I am not a perfect mom by ANY means; I mess up with my girls daily, and I know I’m going to continue to make mistakes. But God did break the chains because I love them more than my own life, and I cannot imagine feeling any other way about them. It shouldn’t be that way; psychologists and sociologists will tell you that I should carry on the family cycle of neglect because that’s what I knew. But I’m not doing that, which is ALL God in me.
As for my body image issues, that’s the situation where I’ve seen even more grace and patience. I still wrestle with not liking the body that “betrayed” me and with eating disordered thoughts…and, up until very recently, I still engaged in bulimic behaviors. In fact - because it consumed so much of my energy and wrought many negative consequences (including, very likely, my miscarriage) - the fact that I continued to be entangled in the thing I most wanted to be rid of was the bane of my Christian life. But it was actually in that struggle that I very clearly saw God’s love and acceptance of me. He didn't reject me for not being able to “fix” everything about myself. Yes, he surely wanted me to trust him more for the healing sooner than I did – he gave me all sorts of tools and resources to help me with the process – but he didn't stop loving me when I failed. I think he should have. But he didn’t and he won’t. I'll be writing very soon about the process on which he's led me to ultimate healing from disordered eating, but for now I can say with certainty that I know he meant it when he said, “I will NEVER leave you or forsake you.”

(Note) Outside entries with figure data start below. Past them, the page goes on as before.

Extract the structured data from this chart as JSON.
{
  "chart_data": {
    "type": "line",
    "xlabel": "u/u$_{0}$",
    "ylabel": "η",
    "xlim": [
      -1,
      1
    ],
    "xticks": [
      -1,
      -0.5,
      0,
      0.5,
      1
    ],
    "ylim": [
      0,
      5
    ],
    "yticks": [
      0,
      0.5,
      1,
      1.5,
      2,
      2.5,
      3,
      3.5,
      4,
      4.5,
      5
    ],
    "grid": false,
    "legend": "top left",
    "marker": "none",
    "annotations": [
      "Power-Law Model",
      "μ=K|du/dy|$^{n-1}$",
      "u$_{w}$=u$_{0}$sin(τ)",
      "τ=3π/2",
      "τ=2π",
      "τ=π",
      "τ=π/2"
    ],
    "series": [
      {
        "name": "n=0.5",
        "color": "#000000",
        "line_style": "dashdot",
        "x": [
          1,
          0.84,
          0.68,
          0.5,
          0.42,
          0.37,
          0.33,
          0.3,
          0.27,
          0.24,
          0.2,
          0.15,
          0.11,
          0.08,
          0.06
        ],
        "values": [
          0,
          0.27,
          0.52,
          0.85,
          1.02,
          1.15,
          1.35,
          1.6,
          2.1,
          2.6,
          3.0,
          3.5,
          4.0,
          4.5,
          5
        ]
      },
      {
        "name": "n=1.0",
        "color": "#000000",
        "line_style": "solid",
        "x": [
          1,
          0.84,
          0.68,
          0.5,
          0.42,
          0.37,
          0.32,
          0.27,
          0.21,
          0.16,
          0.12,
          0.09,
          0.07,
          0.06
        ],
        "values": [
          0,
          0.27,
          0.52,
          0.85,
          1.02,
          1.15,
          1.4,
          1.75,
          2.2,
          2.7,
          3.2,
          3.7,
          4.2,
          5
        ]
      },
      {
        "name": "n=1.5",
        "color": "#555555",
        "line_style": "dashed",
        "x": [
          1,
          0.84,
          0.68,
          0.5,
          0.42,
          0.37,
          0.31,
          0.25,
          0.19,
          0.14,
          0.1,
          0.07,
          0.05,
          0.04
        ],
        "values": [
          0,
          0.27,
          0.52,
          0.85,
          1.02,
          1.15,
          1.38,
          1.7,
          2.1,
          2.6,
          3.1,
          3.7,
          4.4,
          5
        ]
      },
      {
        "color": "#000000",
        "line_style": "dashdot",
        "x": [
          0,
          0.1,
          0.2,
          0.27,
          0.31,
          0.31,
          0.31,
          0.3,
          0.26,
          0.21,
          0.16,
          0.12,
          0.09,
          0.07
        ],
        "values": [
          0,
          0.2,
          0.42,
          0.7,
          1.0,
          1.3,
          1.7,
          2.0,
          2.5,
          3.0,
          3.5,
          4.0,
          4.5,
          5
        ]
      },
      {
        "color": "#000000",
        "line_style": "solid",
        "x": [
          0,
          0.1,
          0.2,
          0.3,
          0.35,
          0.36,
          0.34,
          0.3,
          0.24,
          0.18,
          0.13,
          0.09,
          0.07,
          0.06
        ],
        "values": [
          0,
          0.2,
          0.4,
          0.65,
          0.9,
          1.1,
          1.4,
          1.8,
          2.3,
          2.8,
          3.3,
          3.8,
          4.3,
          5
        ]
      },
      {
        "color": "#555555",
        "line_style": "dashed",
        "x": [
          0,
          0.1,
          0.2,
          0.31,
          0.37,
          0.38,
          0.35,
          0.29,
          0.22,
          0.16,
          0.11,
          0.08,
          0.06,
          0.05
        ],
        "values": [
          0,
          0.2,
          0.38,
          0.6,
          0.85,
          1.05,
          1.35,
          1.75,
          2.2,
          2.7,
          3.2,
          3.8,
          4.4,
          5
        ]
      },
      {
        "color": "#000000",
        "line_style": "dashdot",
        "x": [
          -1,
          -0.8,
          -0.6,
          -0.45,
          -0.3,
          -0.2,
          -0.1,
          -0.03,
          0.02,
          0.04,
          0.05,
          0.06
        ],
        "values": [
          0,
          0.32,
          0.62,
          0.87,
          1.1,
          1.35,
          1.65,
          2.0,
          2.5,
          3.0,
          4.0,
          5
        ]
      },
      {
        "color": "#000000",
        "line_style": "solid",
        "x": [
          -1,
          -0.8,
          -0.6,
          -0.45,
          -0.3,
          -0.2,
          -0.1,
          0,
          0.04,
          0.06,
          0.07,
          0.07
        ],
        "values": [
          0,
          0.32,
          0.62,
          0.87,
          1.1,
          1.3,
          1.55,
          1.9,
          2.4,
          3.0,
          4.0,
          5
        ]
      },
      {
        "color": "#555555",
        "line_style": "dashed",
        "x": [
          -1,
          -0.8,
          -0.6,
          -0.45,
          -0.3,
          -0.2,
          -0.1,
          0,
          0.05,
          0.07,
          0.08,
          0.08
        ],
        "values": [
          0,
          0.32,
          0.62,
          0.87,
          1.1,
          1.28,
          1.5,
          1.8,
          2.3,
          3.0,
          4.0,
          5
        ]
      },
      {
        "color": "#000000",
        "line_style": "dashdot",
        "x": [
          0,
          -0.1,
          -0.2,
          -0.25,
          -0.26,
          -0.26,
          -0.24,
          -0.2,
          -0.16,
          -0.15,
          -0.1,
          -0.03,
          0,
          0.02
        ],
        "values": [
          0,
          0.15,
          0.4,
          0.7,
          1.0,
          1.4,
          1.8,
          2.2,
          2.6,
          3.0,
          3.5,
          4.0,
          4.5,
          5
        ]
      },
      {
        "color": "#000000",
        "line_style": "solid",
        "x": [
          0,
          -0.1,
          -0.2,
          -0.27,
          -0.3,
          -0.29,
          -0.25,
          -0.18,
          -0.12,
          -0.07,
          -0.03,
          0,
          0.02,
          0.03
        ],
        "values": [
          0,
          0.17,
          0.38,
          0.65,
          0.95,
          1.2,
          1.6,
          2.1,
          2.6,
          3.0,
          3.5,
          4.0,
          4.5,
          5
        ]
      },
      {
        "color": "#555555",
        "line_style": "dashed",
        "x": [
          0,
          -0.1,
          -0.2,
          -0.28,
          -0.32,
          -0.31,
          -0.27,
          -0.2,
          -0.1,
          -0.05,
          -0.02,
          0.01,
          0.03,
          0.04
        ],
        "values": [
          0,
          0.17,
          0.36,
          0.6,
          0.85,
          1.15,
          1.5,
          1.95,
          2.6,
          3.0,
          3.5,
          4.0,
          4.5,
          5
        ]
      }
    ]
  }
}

Lastly, I want to share with you how he redeemed my name.
At one point in counseling, I lamented that I wished I could change my name - to which my counselor responded, “Why can’t you?” I’d never considered the possibility, but when I thought about it, I realized he was right. If my husband agreed – we were married by then – I could do it.
I thought about several new names – Elizabeth was my initial favorite. But I realized that, though my father had meant my name for evil, God had a hand in giving it to me, too; after all, “Kristine” means “follower of Christ” or even “little Christ.” But I still felt called to make a change. So I finally settled on a small but significant change, and in the summer of 1993, I legally became “Kristina Kathryn.” And, whereas my father had always called me “Kris” or “Krissie,” that is when I started going by “Tina.”
What’s most interesting is that all my friends and my husband – even now my brother, who has miraculously since become a Christ-follower himself – cannot picture me anymore as Kris. I felt like Abram when God renamed him Abraham…or Saul when he was renamed Paul. They were the same people, but very different, too. They still struggled, but they struggled with God at their side and with God’s purpose and direction. And that’s me. On this side of heaven, there will always be shadows of my past. But he is in the process of making me new.
I'm learning to enjoy the ride and to see - just as he says in Jeremiah 29.11, one of my favorite verses - how he will use what was meant for evil for his own good purposes. I’ve realized that it’s a matter of my perspective – of how I choose each day to look at the events that have shaped me.